Sorry to beat a dead horse but our XI instance continues to head downhill. The web GUI is sluggish, system load still goes high with many blocked processes. Now barely any services show up and now postgresql has scores of processes running, so many that last night we went over the total processes threshold. I've followed all the steps in the orphaned service FAQ, rebooted several times to no avail. This is still 2011R3.3 on CentOS 5.7 64 bit. I thought I had this licked when I stopped syslog from writing to local files as it seemed to be the culprit, but things soon became bad again. Here's the a sample of the postgresql processes running this morning.
I ran those vacuum runs this morning along with almost everything else in that page and rebooted and I got my services back. Here's what the log says so I don't know if it applies.
I just got an alert for load average over 22! vmstat shows up to 8 processes being blocked and iostat is clearly showing high iowait percentages on my RAID 1 device that is /usr/local. Those are 10K SAS drives. I am wondering if going to mirrored SSDs will get me out of this mess. Thoughts?

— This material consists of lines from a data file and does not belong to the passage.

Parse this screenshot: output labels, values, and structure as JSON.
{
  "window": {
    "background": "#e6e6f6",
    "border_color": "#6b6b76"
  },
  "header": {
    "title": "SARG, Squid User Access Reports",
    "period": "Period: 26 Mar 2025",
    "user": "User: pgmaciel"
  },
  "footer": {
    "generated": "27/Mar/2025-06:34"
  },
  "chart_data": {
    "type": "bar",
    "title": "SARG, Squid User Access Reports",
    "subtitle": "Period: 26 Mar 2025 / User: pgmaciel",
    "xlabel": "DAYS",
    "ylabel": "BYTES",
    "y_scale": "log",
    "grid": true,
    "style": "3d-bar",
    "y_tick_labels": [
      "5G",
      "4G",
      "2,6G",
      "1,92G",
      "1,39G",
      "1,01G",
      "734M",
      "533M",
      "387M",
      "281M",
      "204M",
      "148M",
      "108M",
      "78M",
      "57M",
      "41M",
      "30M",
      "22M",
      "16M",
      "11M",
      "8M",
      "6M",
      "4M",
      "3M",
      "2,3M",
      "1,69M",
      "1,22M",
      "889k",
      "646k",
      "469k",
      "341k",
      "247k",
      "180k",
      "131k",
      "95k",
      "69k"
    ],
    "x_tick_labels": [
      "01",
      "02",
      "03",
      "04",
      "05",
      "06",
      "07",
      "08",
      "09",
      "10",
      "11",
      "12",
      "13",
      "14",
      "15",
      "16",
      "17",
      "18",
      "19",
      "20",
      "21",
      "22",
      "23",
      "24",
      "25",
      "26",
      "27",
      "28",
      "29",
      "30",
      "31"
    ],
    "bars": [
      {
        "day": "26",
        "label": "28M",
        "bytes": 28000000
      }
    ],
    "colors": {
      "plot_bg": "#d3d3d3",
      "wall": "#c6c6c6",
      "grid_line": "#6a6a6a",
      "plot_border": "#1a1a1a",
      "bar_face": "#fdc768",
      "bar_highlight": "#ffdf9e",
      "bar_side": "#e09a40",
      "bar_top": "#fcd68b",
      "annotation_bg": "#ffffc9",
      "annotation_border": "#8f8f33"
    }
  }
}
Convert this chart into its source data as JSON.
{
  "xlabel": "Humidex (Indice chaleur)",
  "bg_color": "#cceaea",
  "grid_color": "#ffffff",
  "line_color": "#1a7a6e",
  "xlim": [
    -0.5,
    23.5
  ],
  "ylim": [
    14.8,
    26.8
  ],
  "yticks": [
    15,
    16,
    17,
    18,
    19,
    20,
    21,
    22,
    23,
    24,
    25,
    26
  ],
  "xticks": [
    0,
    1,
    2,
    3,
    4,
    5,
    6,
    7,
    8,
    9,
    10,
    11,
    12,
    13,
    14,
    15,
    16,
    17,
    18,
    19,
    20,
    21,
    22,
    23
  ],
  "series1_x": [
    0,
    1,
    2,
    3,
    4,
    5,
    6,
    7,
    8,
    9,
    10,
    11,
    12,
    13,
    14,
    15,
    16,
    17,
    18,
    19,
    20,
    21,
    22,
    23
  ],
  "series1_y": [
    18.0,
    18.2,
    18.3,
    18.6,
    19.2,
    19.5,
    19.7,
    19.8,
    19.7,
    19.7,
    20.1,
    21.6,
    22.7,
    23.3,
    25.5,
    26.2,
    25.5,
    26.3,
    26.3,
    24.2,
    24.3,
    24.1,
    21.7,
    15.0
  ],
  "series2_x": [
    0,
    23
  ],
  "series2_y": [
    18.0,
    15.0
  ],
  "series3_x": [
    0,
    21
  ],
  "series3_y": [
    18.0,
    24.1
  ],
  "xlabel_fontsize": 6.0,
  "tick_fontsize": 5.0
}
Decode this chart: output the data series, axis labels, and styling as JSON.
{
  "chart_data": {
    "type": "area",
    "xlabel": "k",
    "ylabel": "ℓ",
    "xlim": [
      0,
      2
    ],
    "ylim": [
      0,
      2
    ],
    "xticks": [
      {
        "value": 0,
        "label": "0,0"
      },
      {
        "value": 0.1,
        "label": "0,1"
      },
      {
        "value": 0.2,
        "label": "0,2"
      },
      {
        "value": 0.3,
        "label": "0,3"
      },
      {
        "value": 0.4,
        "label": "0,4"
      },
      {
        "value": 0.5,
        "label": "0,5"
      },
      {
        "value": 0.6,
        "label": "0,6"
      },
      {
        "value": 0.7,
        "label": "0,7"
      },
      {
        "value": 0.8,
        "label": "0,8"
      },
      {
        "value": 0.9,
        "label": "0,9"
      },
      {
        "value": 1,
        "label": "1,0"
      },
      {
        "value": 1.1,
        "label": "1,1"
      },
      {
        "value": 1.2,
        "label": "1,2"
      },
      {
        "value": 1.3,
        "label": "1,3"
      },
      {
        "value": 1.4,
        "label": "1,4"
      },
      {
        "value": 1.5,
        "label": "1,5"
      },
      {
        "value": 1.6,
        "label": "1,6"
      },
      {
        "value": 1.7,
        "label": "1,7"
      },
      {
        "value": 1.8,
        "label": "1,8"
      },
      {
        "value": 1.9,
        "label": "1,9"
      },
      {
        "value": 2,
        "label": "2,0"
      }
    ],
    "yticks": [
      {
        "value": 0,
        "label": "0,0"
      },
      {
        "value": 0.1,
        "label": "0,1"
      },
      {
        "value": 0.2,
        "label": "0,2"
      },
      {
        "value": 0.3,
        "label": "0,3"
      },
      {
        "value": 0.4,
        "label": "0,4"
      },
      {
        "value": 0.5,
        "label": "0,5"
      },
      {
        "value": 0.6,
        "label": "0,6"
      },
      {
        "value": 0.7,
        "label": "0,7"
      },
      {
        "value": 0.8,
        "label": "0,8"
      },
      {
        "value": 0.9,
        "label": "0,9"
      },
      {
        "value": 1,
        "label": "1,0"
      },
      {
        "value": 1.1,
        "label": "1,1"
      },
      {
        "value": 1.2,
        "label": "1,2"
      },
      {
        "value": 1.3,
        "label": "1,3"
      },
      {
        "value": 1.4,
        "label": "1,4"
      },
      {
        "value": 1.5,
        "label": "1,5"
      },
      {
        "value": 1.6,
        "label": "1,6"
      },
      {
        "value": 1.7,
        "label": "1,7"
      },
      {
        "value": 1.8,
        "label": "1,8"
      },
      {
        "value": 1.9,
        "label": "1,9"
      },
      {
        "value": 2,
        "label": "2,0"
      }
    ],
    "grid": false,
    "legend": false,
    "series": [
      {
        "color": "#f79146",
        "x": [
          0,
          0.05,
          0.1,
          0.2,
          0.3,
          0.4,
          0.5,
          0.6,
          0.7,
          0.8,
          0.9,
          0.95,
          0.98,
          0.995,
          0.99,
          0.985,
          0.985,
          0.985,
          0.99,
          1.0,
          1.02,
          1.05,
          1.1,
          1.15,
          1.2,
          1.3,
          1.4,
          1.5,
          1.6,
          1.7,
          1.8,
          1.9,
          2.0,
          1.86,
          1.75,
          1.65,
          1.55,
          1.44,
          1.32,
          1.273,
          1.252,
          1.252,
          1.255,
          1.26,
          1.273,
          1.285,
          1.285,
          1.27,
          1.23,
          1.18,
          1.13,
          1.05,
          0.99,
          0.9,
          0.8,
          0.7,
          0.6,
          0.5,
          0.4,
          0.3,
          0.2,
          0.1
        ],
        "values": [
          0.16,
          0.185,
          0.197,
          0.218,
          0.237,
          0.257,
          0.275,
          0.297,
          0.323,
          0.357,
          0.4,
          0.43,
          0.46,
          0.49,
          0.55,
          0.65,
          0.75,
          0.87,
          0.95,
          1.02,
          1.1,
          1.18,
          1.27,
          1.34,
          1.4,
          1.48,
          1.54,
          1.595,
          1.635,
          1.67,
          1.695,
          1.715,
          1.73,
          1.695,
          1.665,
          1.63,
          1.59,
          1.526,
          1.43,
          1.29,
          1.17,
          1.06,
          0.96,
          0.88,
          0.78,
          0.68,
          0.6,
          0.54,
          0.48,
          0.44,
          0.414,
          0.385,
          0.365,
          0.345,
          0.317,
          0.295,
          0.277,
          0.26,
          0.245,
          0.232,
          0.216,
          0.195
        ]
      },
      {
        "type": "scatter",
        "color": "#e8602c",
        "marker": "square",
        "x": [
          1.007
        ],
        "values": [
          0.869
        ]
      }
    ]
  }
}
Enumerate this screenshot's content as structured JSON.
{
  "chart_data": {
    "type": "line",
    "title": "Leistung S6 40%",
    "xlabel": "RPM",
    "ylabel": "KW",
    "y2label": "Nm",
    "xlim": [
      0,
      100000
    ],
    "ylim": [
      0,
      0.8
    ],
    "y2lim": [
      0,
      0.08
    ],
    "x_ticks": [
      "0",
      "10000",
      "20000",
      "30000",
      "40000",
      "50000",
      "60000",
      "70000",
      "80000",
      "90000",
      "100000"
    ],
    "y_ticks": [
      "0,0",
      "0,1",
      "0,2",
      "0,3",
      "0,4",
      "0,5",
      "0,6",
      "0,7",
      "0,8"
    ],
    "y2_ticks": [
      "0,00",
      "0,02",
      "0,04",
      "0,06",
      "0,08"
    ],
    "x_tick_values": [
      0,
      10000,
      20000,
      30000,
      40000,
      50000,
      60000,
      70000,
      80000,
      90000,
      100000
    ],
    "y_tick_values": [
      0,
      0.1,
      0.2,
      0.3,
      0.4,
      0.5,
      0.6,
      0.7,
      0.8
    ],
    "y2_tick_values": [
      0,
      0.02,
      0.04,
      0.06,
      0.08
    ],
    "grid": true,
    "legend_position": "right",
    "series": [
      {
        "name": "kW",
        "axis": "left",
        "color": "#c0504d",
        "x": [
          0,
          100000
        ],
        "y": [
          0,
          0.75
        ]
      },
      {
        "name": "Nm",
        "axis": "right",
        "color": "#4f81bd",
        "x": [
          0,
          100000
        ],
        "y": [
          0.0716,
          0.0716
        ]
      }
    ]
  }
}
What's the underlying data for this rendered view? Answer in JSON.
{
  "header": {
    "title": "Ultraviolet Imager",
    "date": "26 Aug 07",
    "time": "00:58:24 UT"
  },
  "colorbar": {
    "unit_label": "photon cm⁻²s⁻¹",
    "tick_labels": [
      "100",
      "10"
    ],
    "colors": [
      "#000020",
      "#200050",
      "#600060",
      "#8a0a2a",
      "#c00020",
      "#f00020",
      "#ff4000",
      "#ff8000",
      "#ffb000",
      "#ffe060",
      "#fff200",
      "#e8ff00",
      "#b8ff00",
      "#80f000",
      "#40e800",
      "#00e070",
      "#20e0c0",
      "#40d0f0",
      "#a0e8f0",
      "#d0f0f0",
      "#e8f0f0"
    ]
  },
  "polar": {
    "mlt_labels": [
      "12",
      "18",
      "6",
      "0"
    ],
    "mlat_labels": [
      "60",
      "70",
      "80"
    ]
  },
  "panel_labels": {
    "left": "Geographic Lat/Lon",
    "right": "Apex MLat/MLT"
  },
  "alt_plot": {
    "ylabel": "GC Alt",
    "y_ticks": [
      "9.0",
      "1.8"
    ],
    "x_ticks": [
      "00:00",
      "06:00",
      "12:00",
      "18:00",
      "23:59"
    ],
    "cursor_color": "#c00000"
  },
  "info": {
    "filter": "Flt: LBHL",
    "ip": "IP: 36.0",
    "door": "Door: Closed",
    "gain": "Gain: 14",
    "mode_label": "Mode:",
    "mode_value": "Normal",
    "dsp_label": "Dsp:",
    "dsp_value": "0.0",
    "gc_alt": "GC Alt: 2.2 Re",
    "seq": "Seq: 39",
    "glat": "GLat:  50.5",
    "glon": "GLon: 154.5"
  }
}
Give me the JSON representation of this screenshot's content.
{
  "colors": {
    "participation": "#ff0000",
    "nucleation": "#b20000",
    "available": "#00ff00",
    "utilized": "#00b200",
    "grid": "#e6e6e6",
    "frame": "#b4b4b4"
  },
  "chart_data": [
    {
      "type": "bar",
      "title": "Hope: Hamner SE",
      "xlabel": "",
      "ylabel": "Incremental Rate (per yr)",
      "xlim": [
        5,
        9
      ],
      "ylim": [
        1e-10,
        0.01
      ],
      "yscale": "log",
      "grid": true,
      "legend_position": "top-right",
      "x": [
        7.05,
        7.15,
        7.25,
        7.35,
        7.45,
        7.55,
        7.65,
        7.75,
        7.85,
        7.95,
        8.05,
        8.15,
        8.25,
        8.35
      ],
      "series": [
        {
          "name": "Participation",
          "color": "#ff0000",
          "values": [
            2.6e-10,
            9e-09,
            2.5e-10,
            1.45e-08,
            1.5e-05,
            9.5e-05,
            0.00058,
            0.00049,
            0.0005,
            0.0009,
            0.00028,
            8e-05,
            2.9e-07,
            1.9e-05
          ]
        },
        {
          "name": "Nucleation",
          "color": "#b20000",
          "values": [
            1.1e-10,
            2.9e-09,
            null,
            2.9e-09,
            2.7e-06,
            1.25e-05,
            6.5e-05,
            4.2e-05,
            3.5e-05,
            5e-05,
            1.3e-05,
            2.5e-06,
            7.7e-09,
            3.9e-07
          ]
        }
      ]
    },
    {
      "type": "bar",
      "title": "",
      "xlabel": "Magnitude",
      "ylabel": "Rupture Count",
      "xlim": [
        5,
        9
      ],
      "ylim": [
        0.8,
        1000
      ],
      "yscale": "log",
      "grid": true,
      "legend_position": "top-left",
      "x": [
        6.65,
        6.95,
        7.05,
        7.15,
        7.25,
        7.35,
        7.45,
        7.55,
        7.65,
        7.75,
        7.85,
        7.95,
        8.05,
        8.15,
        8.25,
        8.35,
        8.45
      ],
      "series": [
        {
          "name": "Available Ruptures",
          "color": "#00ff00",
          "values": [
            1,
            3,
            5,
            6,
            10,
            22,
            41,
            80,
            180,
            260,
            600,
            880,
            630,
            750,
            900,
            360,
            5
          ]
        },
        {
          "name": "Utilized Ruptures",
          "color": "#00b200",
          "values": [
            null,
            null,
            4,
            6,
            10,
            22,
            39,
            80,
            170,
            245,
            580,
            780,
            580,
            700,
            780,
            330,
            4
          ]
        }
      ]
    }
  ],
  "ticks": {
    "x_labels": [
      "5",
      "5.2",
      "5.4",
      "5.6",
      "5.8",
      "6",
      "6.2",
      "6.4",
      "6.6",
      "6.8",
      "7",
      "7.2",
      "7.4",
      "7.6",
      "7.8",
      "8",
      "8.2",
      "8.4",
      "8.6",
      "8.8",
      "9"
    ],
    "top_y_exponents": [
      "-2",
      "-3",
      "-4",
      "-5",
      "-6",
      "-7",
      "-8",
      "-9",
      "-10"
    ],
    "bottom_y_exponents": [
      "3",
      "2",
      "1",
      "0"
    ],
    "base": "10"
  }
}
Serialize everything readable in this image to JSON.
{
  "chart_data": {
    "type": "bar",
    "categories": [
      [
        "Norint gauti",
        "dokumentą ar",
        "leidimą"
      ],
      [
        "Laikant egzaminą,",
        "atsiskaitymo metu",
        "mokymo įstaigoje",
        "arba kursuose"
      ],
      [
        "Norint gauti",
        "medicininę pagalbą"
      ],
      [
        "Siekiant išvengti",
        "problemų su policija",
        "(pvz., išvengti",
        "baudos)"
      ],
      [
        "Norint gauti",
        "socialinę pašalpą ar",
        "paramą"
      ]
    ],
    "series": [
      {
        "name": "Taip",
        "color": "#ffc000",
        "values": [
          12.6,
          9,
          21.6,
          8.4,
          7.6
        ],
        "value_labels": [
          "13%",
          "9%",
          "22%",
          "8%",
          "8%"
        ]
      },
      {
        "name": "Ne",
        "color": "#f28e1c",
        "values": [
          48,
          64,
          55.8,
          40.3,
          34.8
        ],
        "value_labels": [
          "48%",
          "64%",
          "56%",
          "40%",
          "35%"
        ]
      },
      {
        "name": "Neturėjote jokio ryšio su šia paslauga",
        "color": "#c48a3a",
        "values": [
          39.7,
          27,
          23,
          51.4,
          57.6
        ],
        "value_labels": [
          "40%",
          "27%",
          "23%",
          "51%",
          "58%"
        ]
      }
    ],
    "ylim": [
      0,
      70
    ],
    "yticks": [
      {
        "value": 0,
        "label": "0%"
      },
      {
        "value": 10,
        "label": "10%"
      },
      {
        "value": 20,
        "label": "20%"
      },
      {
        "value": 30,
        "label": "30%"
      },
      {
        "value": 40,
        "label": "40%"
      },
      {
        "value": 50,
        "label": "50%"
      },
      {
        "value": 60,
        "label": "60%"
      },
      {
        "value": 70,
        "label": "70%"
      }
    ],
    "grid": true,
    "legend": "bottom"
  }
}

I just installed the HP RAID utility for Linux. Turns out my write cache is disabled because the battery is dead. It's also a cache known to be problematic for this particular RAID controller (P400i). I am going to swap that out and see if that's been my problem all along.
It has been a week now since i replaced the cache and not one blocked process, no high load and very low io wait, so I *think* I have this resolved. My apologies for all the bandwidth spent on the wrong cause.